Alpendres, arcos e portais serviam de moldura a este quadro vivo, para além das ricas casas de um ou dois pisos e no rés-do-chão das mesmas, ficavam as tendas dos mercadores de panos, das especiarias, dos ourives, dos tosadores, dos correeiros, dos sapateiros e outros oficiais que exponham os seus produtos em poiais ou tabuleiros.
Era na praça que os serviçais se ofereciam para trabalhar e eram contratados, que as mulheres da mancebia angariavam clientela. Os mendigos e estropiados que nada tinham a vender, expunham a sua miséria à compaixão dos que passavam e ofereciam-lhes a troco de uma esmola a oportunidade de ganhar o céu. Os ladrões e vagabundos limitavam-se a espiar aguardando a ocasião propícia para extorquirem dinheiro. Os moços jogavam às cartas e aos dados o que os tornava larápios, tafuis e arrenegadores.

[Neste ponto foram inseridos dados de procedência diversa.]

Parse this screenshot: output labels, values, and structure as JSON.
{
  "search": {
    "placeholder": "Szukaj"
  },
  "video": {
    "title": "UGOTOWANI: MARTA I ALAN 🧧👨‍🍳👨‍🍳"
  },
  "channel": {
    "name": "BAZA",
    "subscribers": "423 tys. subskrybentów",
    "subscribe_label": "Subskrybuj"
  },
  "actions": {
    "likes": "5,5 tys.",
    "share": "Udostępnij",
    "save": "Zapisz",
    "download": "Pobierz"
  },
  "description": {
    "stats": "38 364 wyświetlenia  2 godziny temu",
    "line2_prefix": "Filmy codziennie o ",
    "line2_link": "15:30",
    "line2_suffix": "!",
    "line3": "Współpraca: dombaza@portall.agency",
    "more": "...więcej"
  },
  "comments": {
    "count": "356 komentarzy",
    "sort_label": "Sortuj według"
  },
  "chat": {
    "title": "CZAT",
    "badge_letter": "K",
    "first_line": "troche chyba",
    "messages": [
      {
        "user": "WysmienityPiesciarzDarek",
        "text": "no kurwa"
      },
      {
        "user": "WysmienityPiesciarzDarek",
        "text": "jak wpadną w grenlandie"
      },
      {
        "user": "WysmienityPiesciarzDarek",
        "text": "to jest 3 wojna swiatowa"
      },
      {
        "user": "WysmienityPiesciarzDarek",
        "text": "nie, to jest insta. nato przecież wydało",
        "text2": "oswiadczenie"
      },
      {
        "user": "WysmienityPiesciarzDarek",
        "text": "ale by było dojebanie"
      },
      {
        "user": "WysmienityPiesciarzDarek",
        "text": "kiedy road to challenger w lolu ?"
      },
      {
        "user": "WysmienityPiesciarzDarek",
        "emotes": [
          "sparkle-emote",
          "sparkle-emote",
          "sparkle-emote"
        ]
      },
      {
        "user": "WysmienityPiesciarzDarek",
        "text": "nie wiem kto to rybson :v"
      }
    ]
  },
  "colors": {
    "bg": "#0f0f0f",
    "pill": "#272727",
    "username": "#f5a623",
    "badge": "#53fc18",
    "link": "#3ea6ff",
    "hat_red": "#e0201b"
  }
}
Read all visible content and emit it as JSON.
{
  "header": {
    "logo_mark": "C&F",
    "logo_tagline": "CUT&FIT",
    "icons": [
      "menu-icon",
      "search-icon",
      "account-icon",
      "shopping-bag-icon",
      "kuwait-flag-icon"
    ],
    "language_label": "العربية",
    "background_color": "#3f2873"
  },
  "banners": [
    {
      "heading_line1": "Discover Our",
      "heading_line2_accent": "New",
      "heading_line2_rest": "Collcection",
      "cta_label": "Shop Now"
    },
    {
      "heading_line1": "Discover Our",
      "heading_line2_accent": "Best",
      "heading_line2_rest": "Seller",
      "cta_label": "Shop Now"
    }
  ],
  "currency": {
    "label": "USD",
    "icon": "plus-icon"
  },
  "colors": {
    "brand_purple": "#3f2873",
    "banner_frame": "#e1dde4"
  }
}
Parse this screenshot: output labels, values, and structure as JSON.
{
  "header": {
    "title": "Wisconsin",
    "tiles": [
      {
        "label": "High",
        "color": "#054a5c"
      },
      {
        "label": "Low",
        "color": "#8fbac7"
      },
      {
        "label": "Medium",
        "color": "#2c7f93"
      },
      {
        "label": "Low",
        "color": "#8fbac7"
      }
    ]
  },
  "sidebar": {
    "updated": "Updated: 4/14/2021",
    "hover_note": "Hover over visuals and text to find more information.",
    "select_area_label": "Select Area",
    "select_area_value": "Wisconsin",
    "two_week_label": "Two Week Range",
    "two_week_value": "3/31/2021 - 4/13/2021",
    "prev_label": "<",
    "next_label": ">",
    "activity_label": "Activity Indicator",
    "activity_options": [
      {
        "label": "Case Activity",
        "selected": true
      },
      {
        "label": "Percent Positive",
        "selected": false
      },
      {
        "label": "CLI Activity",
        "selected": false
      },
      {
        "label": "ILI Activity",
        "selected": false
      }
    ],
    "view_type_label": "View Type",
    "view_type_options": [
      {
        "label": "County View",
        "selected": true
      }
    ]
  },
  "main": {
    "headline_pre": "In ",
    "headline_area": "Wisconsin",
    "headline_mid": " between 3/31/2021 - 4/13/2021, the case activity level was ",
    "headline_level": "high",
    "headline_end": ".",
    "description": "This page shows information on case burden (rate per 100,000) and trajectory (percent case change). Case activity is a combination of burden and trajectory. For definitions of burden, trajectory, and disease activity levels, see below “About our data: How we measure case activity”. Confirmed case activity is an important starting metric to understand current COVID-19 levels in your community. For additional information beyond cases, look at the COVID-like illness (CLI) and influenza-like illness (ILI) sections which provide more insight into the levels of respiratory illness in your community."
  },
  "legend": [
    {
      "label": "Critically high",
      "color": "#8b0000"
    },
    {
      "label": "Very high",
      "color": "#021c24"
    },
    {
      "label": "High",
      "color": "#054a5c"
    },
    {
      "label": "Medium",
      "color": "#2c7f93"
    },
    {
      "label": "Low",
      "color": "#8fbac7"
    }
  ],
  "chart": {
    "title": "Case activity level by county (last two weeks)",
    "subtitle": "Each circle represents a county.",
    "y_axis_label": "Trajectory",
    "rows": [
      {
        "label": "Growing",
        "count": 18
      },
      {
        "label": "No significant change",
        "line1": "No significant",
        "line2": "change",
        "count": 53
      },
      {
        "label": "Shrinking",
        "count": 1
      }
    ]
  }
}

Sendo um espaço altamente polivalente, tem também a sua função pública e judicial. Nesta estava presente a picota e o pelourinho e os edifícios da casa da Câmara e a cadeia e nalguns casos pelo campanário ou a torre do relógio. O pregão era lançado na praça e o facto de se dizer em praça significava anunciá-lo publicamente.
Aqui se situava o paço dos tabeliães onde se lavravam as escrituras, cumpriam-se as formalidades requeridas antes do emprazamento de uma propriedade, o pregoeiro do concelho devia dar três voltas à praça com um ramo verde na mão apregoando a dita propriedade. Se aparece candidato, deveria meter-lhe na mão o ramo verde dirigindo-se ambos ao paço dos tabeliães onde formalizavam o contrato.
Açoites, empicotamento, enfreamento de mulheres ditas “bravas” e mesmo as mutilações eram castigos banais no pelourinho. Eram também na praça que os justiçados de baraço ao pescoço e mãos atadas iniciavam o seu percurso pelas ruas da cidade acompanhados do pregoeiro que anunciava a razão do castigo.
Os presos da cadeia, que ficaria virada para a praça, por baixo da casa da câmara, podiam através das grades, ver e ser vistos e até dialogar com os transeuntes, mantendo de certo modo uma relação normal com a sociedade envolvente.
A atracção da praça era a sua função festiva. As tavolagens e os jogos de azar aceites no séc. XIV e depois proibidos, os espectáculos de saltimbancos e jograis, os momos e as danças, os jogos de canas e as corridas de touros realizavam-se com grande frequência.
A praça era o lugar de encontro entre a cultura erudita e a popular, vivia-se intensamente a festa, momento único de sociabilidade urbana.